Hommes et chiffres

Françoise Baraquin : « Les femmes ont un double plafond de verre : l’âge et le genre »

Emploi. Présente à Toulouse, Albi et Montpellier, l’association Action Femmes Grand Sud accompagne depuis 11 ans les femmes de plus de 45 ans vers le retour à l’emploi. Elle vient d’éditer un fascicule pour sensibiliser les entreprises et lever le tabou de l’âgisme professionnel féminin. Les explications de sa cofondatrice et présidente, Françoise Baraquin.

Lecture 11 min
Photo d'Action Femmes Grand Sud
Action Femmes Grand Sud a fêté ses 11 ans en décembre dernier. (Crédit : ACTION FEMMES GRAND SUD)

En décembre2011, avec Michèle Tisseyre et Nathalie David vous avez créé à Toulouse l’association Action Femmes Grand Sud qui depuis s’est déployée à Montpellier et Albi. Quelle est sa vocation ?

Nous nous adressons à un public de femmes, de plus de 45 ans, inscrites à Pôle emploi, qui cherchent à retrouver un emploi ou veulent créer leur entreprise. Nous les accompagnons de deux manières. Elles sont suivies par un bénévole qui va les assister de manière individuelle et autant que de besoin.

Cela signifie que cet accompagnement n’est pas normé : il est fonction des besoins de la personne. Elles peuvent ensuite participer à des ateliers collectifs sur la confiance en soi et l’estime de soi notamment parce que lorsque ces femmes arrivent chez nous elles ne sont pas du tout confiantes.

Nous proposons également des ateliers de psychologie positive, d’art-thérapie, de réflexologie, etc. Nous avons d’autres ateliers plus directement liés au positionnement sur le marché du travail, relatifs par exemple à l’entretien d’embauche, à l’utilisation de LinkedIn… Tout est gratuit.

Rien n’est obligatoire, à l’exception d’un atelier de dynamisation auquel on les incite à participer tous les 15 jours. Il leur permet de se rencontrer, d’échanger de préparer leur pitch et de se soutenir moralement. Une recherche d’emploi n’est pas un processus linéaire : il y a beaucoup de hauts et de bas et quand elles sont au plus bas, il est important qu’elles viennent et bénéficient du soutien des autres.

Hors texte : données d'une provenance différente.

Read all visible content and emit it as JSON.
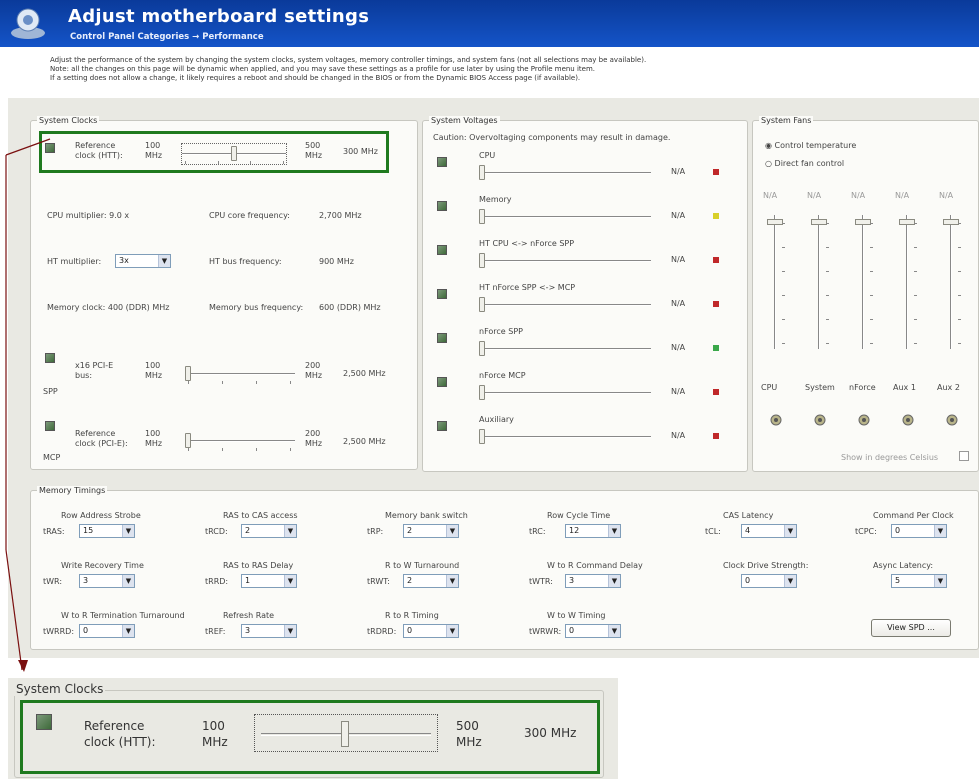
{
  "header": {
    "title": "Adjust motherboard settings",
    "subtitle": "Control Panel Categories  →  Performance"
  },
  "intro": [
    "Adjust the performance of the system by changing the system clocks, system voltages, memory controller timings, and system fans (not all selections may be available).",
    "Note: all the changes on this page will be dynamic when applied, and you may save these settings as a profile for use later by using the Profile menu item.",
    "If a setting does not allow a change, it likely requires a reboot and should be changed in the BIOS or from the Dynamic BIOS Access page (if available)."
  ],
  "clocks": {
    "legend": "System Clocks",
    "ref": {
      "label": "Reference clock (HTT):",
      "min": "100 MHz",
      "max": "500 MHz",
      "value": "300 MHz",
      "level": 0.5
    },
    "cpu_multiplier": "CPU multiplier:  9.0 x",
    "cpu_core_label": "CPU core frequency:",
    "cpu_core_value": "2,700 MHz",
    "ht_mult_label": "HT multiplier:",
    "ht_mult_value": "3x",
    "ht_bus_label": "HT bus frequency:",
    "ht_bus_value": "900 MHz",
    "mem_clock": "Memory clock:  400 (DDR) MHz",
    "mem_bus_label": "Memory bus frequency:",
    "mem_bus_value": "600 (DDR) MHz",
    "pcie": {
      "label": "x16 PCI-E bus:",
      "min": "100 MHz",
      "max": "200 MHz",
      "value": "2,500 MHz",
      "tag": "SPP",
      "level": 0.0
    },
    "pcie2": {
      "label": "Reference clock (PCI-E):",
      "min": "100 MHz",
      "max": "200 MHz",
      "value": "2,500 MHz",
      "tag": "MCP",
      "level": 0.0
    }
  },
  "voltages": {
    "legend": "System Voltages",
    "caution": "Caution: Overvoltaging components may result in damage.",
    "items": [
      {
        "label": "CPU",
        "value": "N/A",
        "color": "#c0282a"
      },
      {
        "label": "Memory",
        "value": "N/A",
        "color": "#d8d02a"
      },
      {
        "label": "HT CPU <-> nForce SPP",
        "value": "N/A",
        "color": "#c0282a"
      },
      {
        "label": "HT nForce SPP <-> MCP",
        "value": "N/A",
        "color": "#c0282a"
      },
      {
        "label": "nForce SPP",
        "value": "N/A",
        "color": "#3aa84a"
      },
      {
        "label": "nForce MCP",
        "value": "N/A",
        "color": "#c0282a"
      },
      {
        "label": "Auxiliary",
        "value": "N/A",
        "color": "#c0282a"
      }
    ]
  },
  "fans": {
    "legend": "System Fans",
    "opt1": "Control temperature",
    "opt2": "Direct fan control",
    "names": [
      "CPU",
      "System",
      "nForce",
      "Aux 1",
      "Aux 2"
    ],
    "values": [
      "N/A",
      "N/A",
      "N/A",
      "N/A",
      "N/A"
    ],
    "celsius": "Show in degrees Celsius"
  },
  "memory": {
    "legend": "Memory Timings",
    "rows": [
      [
        {
          "title": "Row Address Strobe",
          "abbr": "tRAS:",
          "value": "15"
        },
        {
          "title": "RAS to CAS access",
          "abbr": "tRCD:",
          "value": "2"
        },
        {
          "title": "Memory bank switch",
          "abbr": "tRP:",
          "value": "2"
        },
        {
          "title": "Row Cycle Time",
          "abbr": "tRC:",
          "value": "12"
        },
        {
          "title": "CAS Latency",
          "abbr": "tCL:",
          "value": "4"
        },
        {
          "title": "Command Per Clock",
          "abbr": "tCPC:",
          "value": "0"
        }
      ],
      [
        {
          "title": "Write Recovery Time",
          "abbr": "tWR:",
          "value": "3"
        },
        {
          "title": "RAS to RAS Delay",
          "abbr": "tRRD:",
          "value": "1"
        },
        {
          "title": "R to W Turnaround",
          "abbr": "tRWT:",
          "value": "2"
        },
        {
          "title": "W to R Command Delay",
          "abbr": "tWTR:",
          "value": "3"
        },
        {
          "title": "Clock Drive Strength:",
          "abbr": "",
          "value": "0"
        },
        {
          "title": "Async Latency:",
          "abbr": "",
          "value": "5"
        }
      ],
      [
        {
          "title": "W to R Termination Turnaround",
          "abbr": "tWRRD:",
          "value": "0"
        },
        {
          "title": "Refresh Rate",
          "abbr": "tREF:",
          "value": "3"
        },
        {
          "title": "R to R Timing",
          "abbr": "tRDRD:",
          "value": "0"
        },
        {
          "title": "W to W Timing",
          "abbr": "tWRWR:",
          "value": "0"
        }
      ]
    ],
    "spd_button": "View SPD ..."
  },
  "zoom": {
    "legend": "System Clocks",
    "label1": "Reference",
    "label2": "clock (HTT):",
    "min1": "100",
    "min2": "MHz",
    "max1": "500",
    "max2": "MHz",
    "value": "300 MHz"
  }
}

Quels problèmes rencontrent plus spécifiquement ces femmes ?

Elles rencontrent des difficultés particulières en raison de leur âge. Elles entendent partout : « à ton âge », « tu n’as pas le diplôme », etc. On leur dit tout le temps qu’elles sont trop vieilles. On ne les encourage pas. À l’opposé, lorsqu’elles arrivent chez nous, on leur demande ce qu’elles veulent faire et on leur dit : « allez-y, essayez ! »

Il n’y a pas de raison que cela ne marche pas. Nous avons 80% de sorties positives, qu’il s’agisse d’un emploi, d’une création d’entreprise ou d’une formation qualifiante.

Il n’en va pas de même pour les hommes seniors ?

Je pense que cela se passe un peu plus tard : un homme de 55 ans doit certainement être confronté à ce type de réponse. Mais de manière globale, on a moins tendance à critiquer les hommes. Les femmes ont un double plafond de verre : l’âge et le genre.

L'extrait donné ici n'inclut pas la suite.